Dari lima pelaku yang terlibat, tiga orang telah diamankan, sementara dua lainnya masih dalam pengejaran.
Kasat Reskrim Polres Jombang, AKP Dimas Robin Alexander, mengungkapkan bahwa komplotan tersebut berjumlah lima orang. Tiga pelaku yang sudah ditangkap masing-masing berinisial P (37), MT (46), dan AM (48), dengan salah satu pelaku merupakan warga setempat.
“Total pelaku ada lima orang. Tiga sudah kami amankan, dan dua lainnya masih buron,” ujar Dimas dalam konferensi pers, Kamis (2/4/2026).
Penangkapan dilakukan secara bertahap di beberapa lokasi berbeda. Polisi lebih dulu menangkap MT di Surabaya pada Kamis malam (12/3), kemudian dilanjutkan dengan penangkapan AM di Bangkalan pada Jumat dini hari (13/3). Selang beberapa jam, pelaku P juga berhasil diringkus di wilayah Sumobito, Jombang.
Dari hasil pengembangan, komplotan ini diketahui tidak hanya melakukan perampokan, tetapi juga terlibat dalam sejumlah tindak kejahatan lain seperti pencurian kendaraan bermotor dan pencurian dengan pemberatan di lokasi berbeda.

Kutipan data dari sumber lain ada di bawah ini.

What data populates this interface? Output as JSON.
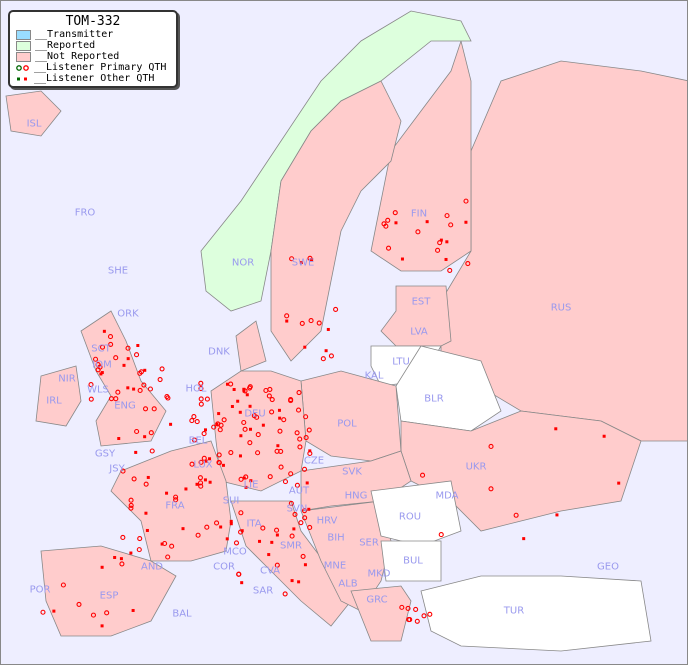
{
  "legend": {
    "title": "TOM-332",
    "items": [
      {
        "label": "__Transmitter",
        "color": "#99ddff"
      },
      {
        "label": "__Reported",
        "color": "#ddffdd"
      },
      {
        "label": "__Not Reported",
        "color": "#ffcccc"
      },
      {
        "label": "__Listener Primary QTH",
        "marker": "circle"
      },
      {
        "label": "__Listener Other QTH",
        "marker": "square"
      }
    ]
  },
  "colors": {
    "sea": "#eeeeff",
    "reported": "#ddffdd",
    "not_reported": "#ffcccc",
    "no_data": "#ffffff",
    "listener": "#ff0000",
    "label": "#9999ee"
  },
  "countries": [
    "ISL",
    "FRO",
    "SHE",
    "ORK",
    "NOR",
    "SWE",
    "FIN",
    "EST",
    "RUS",
    "LVA",
    "LTU",
    "KAL",
    "BLR",
    "DNK",
    "HOL",
    "DEU",
    "POL",
    "UKR",
    "IRL",
    "NIR",
    "SCT",
    "IOM",
    "WLS",
    "ENG",
    "GSY",
    "JSY",
    "BEL",
    "LUX",
    "CZE",
    "SVK",
    "FRA",
    "SUI",
    "LIE",
    "AUT",
    "HNG",
    "MDA",
    "ROU",
    "SVN",
    "HRV",
    "ITA",
    "BIH",
    "SER",
    "SMR",
    "MCO",
    "COR",
    "AND",
    "MNE",
    "BUL",
    "GEO",
    "MKD",
    "ALB",
    "CVA",
    "SAR",
    "POR",
    "ESP",
    "BAL",
    "GRC",
    "TUR"
  ]
}
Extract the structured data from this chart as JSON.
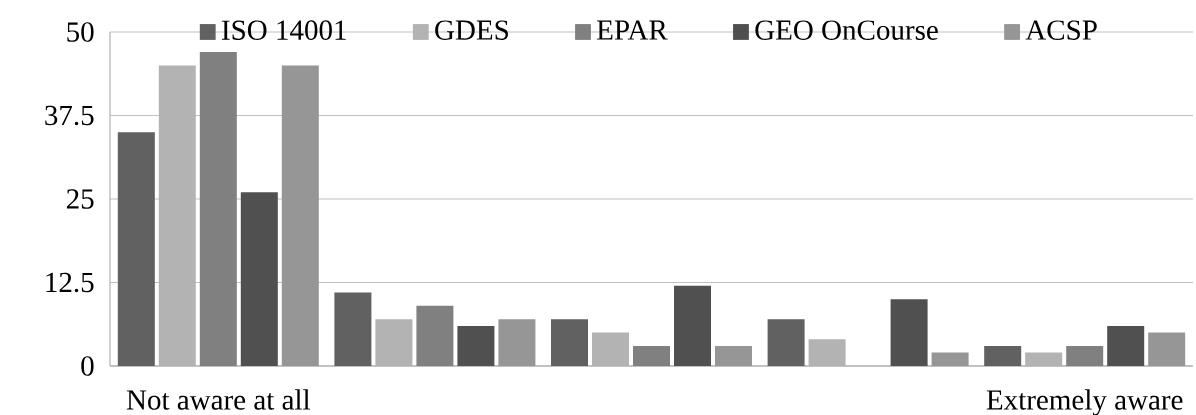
{
  "chart_data": {
    "type": "bar",
    "categories": [
      "Not aware at all",
      null,
      null,
      null,
      "Extremely aware"
    ],
    "series": [
      {
        "name": "ISO 14001",
        "color": "#616161",
        "values": [
          35,
          11,
          7,
          7,
          3
        ]
      },
      {
        "name": "GDES",
        "color": "#b3b3b3",
        "values": [
          45,
          7,
          5,
          4,
          2
        ]
      },
      {
        "name": "EPAR",
        "color": "#808080",
        "values": [
          47,
          9,
          3,
          0,
          3
        ]
      },
      {
        "name": "GEO OnCourse",
        "color": "#505050",
        "values": [
          26,
          6,
          12,
          10,
          6
        ]
      },
      {
        "name": "ACSP",
        "color": "#969696",
        "values": [
          45,
          7,
          3,
          2,
          5
        ]
      }
    ],
    "ylim": [
      0,
      50
    ],
    "yticks": [
      0,
      12.5,
      25,
      37.5,
      50
    ],
    "grid": "y",
    "legend": "top"
  }
}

Dalam penangkapan tersebut, polisi menyita sejumlah barang bukti, di antaranya sebilah parang sepanjang 50 cm, tiga unit ponsel, serta sebuah helm. Uang hasil kejahatan sebesar Rp10 juta diketahui telah dibagi rata oleh para pelaku.
Sementara itu, dua pelaku lain yang berinisial MAT dan SAF masih dalam pengejaran pihak kepolisian.
Kasus ini bermula dari aksi perampokan yang terjadi pada Rabu (25/2/2026) sore di wilayah Kecamatan Sumobito. Saat itu, korban, pasangan lansia yang baru pulang dari usaha toko sembako, disergap oleh para pelaku di jalan.
Para pelaku yang berboncengan menggunakan dua sepeda motor langsung menyerang korban dengan senjata tajam. Akibatnya, kedua korban mengalami luka serius setelah dibacok, sebelum akhirnya pelaku melarikan diri dengan membawa uang tunai Rp10 juta.
Kini, ketiga pelaku yang telah ditangkap ditahan di Lapas Kelas IIB Jombang dan dijerat dengan pasal berat terkait tindak pidana kekerasan dan perampokan. Polisi masih terus memburu dua pelaku lainnya serta mengembangkan kasus ini lebih lanjut.